"Done at the National Institute, Messidor 11, year 10.
"(Signed) Laplace, Halle, Coulomb,
Hauy. Biot, Reporter."
It was not until twelve months after the publication of his first Bakerian Lecture, that Davy received the intelligence that the prize of three thousand francs had been awarded him by the Institute of France, for his discoveries announced in the Philosophical Transactions for the year 1807.
Mr. Poole, in a late communication, informs me that he was in London soon after the letter communicating this gratifying intelligence had been received from France; and that Davy, upon showing it to him, observed, "Some people say I ought not to accept this prize; and there have been foolish paragraphs in the papers to that effect; but if the two countries or governments are at war, the men of science are not. That would, indeed, be a civil war of the worst description: we should rather, through the instrumentality of men of science, soften the asperities of national hostility."

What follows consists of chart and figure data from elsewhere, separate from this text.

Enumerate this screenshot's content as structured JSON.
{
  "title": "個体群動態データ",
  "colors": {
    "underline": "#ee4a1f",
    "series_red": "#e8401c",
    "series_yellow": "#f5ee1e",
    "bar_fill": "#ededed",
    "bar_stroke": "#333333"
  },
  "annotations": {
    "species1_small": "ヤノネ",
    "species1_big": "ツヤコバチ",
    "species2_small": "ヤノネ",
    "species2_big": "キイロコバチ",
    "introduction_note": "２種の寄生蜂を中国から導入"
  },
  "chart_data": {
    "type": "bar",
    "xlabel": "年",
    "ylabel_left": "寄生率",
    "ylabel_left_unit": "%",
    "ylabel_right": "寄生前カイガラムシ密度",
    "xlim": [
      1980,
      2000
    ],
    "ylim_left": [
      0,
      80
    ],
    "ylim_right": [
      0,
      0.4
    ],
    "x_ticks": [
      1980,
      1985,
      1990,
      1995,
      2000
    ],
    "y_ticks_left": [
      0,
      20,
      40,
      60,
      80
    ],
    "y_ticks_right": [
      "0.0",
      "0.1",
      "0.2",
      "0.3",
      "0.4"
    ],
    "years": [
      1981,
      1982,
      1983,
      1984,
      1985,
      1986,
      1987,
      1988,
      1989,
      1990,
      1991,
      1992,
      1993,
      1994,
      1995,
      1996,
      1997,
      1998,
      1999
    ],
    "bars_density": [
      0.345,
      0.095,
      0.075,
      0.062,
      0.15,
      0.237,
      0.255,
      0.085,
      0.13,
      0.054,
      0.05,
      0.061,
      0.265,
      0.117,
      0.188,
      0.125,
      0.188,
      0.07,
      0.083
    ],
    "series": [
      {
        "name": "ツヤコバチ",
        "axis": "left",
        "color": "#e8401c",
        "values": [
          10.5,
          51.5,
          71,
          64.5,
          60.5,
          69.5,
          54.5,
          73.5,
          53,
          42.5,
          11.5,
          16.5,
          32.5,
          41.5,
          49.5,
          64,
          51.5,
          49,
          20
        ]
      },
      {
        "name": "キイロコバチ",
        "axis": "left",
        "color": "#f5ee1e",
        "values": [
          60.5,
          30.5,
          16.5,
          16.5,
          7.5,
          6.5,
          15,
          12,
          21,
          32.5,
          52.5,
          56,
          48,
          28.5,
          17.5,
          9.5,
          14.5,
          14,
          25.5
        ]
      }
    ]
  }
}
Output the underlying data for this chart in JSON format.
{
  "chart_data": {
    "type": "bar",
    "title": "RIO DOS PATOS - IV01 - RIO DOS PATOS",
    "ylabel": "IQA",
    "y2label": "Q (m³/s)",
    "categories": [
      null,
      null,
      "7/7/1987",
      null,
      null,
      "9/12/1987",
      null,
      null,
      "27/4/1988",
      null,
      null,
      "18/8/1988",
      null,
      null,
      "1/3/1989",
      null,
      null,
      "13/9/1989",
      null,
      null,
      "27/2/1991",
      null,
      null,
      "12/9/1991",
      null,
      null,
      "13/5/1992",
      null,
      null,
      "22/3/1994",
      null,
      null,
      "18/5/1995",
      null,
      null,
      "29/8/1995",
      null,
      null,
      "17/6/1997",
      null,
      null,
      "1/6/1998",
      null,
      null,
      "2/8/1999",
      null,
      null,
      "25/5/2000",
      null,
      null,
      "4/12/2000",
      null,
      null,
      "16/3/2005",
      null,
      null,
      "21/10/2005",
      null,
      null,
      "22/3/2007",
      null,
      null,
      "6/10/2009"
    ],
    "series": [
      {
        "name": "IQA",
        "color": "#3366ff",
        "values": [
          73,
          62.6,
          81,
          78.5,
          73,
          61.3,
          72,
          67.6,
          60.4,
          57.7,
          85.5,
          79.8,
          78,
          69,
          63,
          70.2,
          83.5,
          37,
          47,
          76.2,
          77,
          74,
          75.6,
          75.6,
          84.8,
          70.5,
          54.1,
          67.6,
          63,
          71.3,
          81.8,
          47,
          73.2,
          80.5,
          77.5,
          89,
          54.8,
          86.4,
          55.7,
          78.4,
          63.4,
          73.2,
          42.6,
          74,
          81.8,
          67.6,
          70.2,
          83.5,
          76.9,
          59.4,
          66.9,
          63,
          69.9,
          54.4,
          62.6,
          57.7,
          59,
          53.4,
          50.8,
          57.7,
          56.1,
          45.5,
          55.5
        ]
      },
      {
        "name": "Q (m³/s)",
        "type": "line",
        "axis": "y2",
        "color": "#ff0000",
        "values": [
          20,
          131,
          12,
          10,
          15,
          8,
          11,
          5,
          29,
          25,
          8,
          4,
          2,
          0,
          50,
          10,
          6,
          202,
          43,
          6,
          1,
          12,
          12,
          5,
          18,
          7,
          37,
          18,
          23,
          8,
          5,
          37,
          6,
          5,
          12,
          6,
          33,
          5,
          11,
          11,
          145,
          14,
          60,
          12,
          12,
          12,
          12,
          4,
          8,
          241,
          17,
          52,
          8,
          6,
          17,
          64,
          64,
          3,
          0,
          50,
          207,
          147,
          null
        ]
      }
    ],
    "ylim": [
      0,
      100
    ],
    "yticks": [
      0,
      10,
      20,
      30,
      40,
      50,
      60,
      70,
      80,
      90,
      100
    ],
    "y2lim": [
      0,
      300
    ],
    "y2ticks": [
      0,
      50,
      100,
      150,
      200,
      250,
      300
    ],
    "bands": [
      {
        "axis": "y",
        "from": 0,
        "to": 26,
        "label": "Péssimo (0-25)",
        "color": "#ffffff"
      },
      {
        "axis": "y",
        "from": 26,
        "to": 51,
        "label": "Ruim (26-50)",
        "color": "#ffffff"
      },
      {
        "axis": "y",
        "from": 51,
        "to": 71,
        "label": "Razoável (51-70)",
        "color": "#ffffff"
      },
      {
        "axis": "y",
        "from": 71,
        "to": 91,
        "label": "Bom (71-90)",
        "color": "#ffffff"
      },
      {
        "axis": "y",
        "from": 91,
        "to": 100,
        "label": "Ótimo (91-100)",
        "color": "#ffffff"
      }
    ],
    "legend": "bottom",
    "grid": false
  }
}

After Davy had been elected Secretary to the Royal Society, he appears to have been confined to town during the autumn of 1807, when he wrote the following letter.
TO THOMAS POOLE, ESQ.
August 28th, 1807.
MY DEAR POOLE,
I am obliged to be in the neighbourhood of town during the greater part of the summer, for the purpose of correcting the press for the Philosophical Transactions.
I made a rapid journey into Cornwall for the sake of seeing my family; and it was not in my power, had I received your letter at Lyme, to have accepted your kind invitation.